There is something about staring at spectacular mountains that makes you realise you are in the presence of the sublime. We take a look at five awe inspiring famous mountains in the world.
Mount Huangshan, China
Image Wikipedia Commons
In the humid subtropical monsoon climate of China’s Anhui Province lies Mount Huangshan. The mountain is characterised by its amazing yet odd looking granite rocks, which have been described as grotesque, towering high up in the mist and clouds.
Huangshan, meaning yellow mountain, huang being yellow and shan being mountain, first began to capture the popular imagination in the Tang Dynasty around the 8th century. Later in the Yuan Dynasty (1271-1368) many temples were built on the mountains. By the Ming Dynasty Huangshan’s dramatic and epic appeal was being captured by the Shanshui (“Mountain and Water”) school of landscape painting.
Images (top) painting by Qing Dynasty artist Wang Hui, 1679, (bottom) A painting by Ming Dynasty artist Shen Zhou, 1467 Wikipedia Commons
Visitors today can appreciate the area of mountains, pines, lakes, waterfalls, streams and brooks that make up the exquisite Huangshan.
Mont Blanc, France
Image bortescristian via Flickr
The English Romantic poet Shelley was very moved by the wonder of Mont Blanc. He starts his poem dedicated to the mountain with ‘the everlasting universe of things.’ He would later write in a letter that the poem “was composed under the immediate impression of the deep and powerful feelings excited by the objects which it attempts to describe; and, as an indisciplined overflowing of the soul, rests its claim to approbation on an attempt to imitate the untamable wildness and inaccessible solemnity from which those feelings sprang.”
Mont Blanc’s location in the Alps is very popular amongst skiers and hikers attracted to its stunning snow capped beauty.
Mount Kilimanjaro, Tanzania
Image USACE HQ via Flickr
The highest point in Africa Kilimanjaro is famous for its snow capped peak. The mountain range consists of some unique features from lush rain forests, dry savannahs, volcanic cones and of course that snow covered peak. Even given its immense height Kilimanjaro is considered very accessible for hikers which is highlighted by the large amounts who make the ascent every year. There also can be opportunities to learn about the Maasai and the Chagga, the main tribes in the area.
Ayers Rock, Australia
Image edmcc721 via Flickr
Uluru or Ayers Rock as it is more commonly known is a large sandstone formation which is viewed as a sacred place by aborigines. It is said that there is no other known geological feature in the world exactly like it. Its Anangu aboriginal heritage means that there are a number of sacred places at the base of the mountain and in some cases still governed by ancient laws of the people.

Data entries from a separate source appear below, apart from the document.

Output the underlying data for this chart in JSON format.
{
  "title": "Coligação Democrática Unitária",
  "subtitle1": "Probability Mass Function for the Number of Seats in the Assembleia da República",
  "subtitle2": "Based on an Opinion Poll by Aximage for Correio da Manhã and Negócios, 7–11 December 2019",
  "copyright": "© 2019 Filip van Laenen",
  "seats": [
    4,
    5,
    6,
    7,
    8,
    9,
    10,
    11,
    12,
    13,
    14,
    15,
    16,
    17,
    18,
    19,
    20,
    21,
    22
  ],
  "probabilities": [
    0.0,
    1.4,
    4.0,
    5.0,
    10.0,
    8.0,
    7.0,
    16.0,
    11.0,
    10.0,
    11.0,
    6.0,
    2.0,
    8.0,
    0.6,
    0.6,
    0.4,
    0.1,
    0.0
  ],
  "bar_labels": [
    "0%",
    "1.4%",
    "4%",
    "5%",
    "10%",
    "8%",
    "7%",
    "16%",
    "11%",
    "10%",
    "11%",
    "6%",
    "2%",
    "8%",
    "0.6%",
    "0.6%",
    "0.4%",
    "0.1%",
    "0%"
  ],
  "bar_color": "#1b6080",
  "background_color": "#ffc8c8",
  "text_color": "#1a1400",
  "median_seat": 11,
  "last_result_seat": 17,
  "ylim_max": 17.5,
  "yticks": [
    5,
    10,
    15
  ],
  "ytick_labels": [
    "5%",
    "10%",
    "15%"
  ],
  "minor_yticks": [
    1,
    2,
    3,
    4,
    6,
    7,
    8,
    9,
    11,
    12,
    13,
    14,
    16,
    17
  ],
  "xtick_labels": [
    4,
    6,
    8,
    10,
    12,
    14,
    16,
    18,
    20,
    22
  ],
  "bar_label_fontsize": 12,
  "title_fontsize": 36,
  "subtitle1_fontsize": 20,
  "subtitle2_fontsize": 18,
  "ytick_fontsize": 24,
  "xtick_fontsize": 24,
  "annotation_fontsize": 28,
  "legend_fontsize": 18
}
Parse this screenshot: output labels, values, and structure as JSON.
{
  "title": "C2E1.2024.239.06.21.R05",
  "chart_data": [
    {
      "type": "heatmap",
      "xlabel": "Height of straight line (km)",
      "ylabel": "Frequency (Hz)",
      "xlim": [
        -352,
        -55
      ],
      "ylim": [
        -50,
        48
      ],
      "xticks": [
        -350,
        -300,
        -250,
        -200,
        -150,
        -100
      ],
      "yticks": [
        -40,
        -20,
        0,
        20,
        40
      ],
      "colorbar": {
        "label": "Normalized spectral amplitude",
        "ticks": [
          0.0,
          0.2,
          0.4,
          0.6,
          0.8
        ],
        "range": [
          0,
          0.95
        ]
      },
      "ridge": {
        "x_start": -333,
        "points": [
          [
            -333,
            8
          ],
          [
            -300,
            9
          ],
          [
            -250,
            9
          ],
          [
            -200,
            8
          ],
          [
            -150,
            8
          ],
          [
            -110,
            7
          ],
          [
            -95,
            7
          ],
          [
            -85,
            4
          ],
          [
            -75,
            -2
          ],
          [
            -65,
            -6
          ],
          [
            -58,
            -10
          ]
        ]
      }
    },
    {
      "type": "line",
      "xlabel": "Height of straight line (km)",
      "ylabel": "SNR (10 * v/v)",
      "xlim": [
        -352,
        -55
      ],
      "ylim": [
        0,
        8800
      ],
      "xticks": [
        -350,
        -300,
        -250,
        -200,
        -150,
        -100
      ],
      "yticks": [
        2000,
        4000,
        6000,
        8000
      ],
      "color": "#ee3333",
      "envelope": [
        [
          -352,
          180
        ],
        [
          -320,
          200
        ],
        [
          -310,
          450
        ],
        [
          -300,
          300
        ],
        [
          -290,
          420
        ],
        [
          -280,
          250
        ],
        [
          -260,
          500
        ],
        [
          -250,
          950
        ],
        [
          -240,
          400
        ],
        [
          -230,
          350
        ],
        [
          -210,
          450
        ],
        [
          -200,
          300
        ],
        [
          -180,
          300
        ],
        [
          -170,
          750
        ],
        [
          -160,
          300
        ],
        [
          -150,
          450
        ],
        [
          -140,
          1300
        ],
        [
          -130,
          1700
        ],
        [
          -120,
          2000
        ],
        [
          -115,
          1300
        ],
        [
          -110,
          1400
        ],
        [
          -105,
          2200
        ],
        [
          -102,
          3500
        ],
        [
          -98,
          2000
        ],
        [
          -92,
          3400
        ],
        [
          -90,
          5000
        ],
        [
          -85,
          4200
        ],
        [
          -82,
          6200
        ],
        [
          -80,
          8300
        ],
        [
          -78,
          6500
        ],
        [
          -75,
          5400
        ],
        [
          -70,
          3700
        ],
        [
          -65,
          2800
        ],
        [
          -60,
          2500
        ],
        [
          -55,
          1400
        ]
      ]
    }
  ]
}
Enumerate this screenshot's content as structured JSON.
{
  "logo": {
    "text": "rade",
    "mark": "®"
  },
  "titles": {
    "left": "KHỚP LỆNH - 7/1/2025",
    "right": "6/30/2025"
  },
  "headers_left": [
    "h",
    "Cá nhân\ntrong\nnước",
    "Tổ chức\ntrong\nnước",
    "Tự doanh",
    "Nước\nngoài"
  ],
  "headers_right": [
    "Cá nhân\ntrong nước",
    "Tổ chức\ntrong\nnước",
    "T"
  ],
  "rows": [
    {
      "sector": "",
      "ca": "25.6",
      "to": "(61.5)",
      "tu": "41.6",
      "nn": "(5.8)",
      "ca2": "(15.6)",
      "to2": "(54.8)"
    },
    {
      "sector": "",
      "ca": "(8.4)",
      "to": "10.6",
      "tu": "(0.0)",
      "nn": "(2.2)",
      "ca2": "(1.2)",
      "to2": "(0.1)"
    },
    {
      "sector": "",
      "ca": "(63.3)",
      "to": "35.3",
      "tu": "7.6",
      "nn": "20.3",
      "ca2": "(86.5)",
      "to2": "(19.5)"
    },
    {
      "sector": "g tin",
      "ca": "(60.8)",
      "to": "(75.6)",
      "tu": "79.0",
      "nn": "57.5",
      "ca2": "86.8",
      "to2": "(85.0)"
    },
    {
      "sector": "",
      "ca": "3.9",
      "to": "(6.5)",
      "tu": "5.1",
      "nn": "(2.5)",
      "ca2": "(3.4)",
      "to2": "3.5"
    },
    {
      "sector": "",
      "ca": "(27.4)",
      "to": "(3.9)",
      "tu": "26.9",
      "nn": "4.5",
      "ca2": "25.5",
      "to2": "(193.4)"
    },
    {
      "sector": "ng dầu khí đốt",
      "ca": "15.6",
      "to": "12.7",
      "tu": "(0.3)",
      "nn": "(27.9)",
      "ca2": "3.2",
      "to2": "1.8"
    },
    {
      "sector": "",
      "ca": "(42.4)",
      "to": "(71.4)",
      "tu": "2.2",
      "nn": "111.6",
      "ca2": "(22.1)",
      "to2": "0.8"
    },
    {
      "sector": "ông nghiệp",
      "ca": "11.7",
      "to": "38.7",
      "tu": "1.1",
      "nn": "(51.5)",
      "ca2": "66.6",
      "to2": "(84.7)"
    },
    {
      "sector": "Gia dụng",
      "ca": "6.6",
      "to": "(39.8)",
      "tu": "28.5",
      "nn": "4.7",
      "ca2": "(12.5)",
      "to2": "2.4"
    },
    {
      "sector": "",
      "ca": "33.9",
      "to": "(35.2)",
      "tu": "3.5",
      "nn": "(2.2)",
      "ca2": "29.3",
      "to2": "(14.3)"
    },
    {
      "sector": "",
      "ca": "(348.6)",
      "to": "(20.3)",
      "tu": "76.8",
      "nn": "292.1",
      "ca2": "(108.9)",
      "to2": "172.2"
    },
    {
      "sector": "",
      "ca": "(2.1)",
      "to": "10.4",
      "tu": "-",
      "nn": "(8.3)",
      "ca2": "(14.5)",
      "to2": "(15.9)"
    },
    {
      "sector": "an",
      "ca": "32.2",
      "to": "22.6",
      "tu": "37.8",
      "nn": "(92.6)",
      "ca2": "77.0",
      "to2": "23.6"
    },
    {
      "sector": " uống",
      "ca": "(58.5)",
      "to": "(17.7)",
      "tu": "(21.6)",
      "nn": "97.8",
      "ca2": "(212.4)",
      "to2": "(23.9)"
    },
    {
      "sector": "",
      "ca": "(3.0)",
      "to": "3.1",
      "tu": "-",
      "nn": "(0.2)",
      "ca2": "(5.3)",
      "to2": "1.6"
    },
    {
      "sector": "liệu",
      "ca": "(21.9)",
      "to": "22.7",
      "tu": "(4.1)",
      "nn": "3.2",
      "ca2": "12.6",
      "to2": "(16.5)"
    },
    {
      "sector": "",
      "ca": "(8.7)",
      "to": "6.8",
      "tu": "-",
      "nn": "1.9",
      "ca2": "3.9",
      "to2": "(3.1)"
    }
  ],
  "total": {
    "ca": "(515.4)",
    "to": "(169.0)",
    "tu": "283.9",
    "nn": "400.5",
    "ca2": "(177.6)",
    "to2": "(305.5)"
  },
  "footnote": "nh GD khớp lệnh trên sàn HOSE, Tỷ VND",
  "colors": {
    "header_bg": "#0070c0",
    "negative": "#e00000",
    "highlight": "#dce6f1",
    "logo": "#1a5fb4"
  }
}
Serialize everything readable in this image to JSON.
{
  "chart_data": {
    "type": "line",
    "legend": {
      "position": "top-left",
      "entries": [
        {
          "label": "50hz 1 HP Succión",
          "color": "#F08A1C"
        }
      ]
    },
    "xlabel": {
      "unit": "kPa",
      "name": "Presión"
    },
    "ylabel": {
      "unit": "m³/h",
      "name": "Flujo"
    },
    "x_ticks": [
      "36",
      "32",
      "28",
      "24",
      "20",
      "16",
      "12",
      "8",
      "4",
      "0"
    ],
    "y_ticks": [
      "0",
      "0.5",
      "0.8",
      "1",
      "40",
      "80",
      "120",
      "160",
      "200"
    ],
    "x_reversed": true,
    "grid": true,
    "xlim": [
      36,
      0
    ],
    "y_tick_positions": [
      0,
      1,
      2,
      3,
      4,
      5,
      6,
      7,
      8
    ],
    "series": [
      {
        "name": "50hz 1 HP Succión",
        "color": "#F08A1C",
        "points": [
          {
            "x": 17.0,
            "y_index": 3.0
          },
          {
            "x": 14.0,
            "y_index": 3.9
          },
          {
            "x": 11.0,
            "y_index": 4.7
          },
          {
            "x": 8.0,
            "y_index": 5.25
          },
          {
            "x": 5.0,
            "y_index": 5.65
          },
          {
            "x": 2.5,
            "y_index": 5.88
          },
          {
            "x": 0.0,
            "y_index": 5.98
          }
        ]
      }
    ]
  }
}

There were aboriginal tribes at Uluru 10,000 years ago. Pitjantjatjara aborigines own the land around and about Ayers Rock today. Many visitors have commented about a spiritual feeling on being around the huge single rock. Best seen at sunset when the rock is bathed in a warm red glow.
Monte Fitz Roy, Patagonia
Breathtaking scenery and natural beauty surround the trail to view the distinctive jagged rock peaks of Monte Fitz Roy. With gorgeous alpine meadows and serene glacier fields along the way this region offers a salubrious soul enlivening experience for trekkers. Although not the tallest mountain, being half the size of the Himalayas, it is still considered one of the most technically difficult climbs in the world due to its long stretches of sheer granite.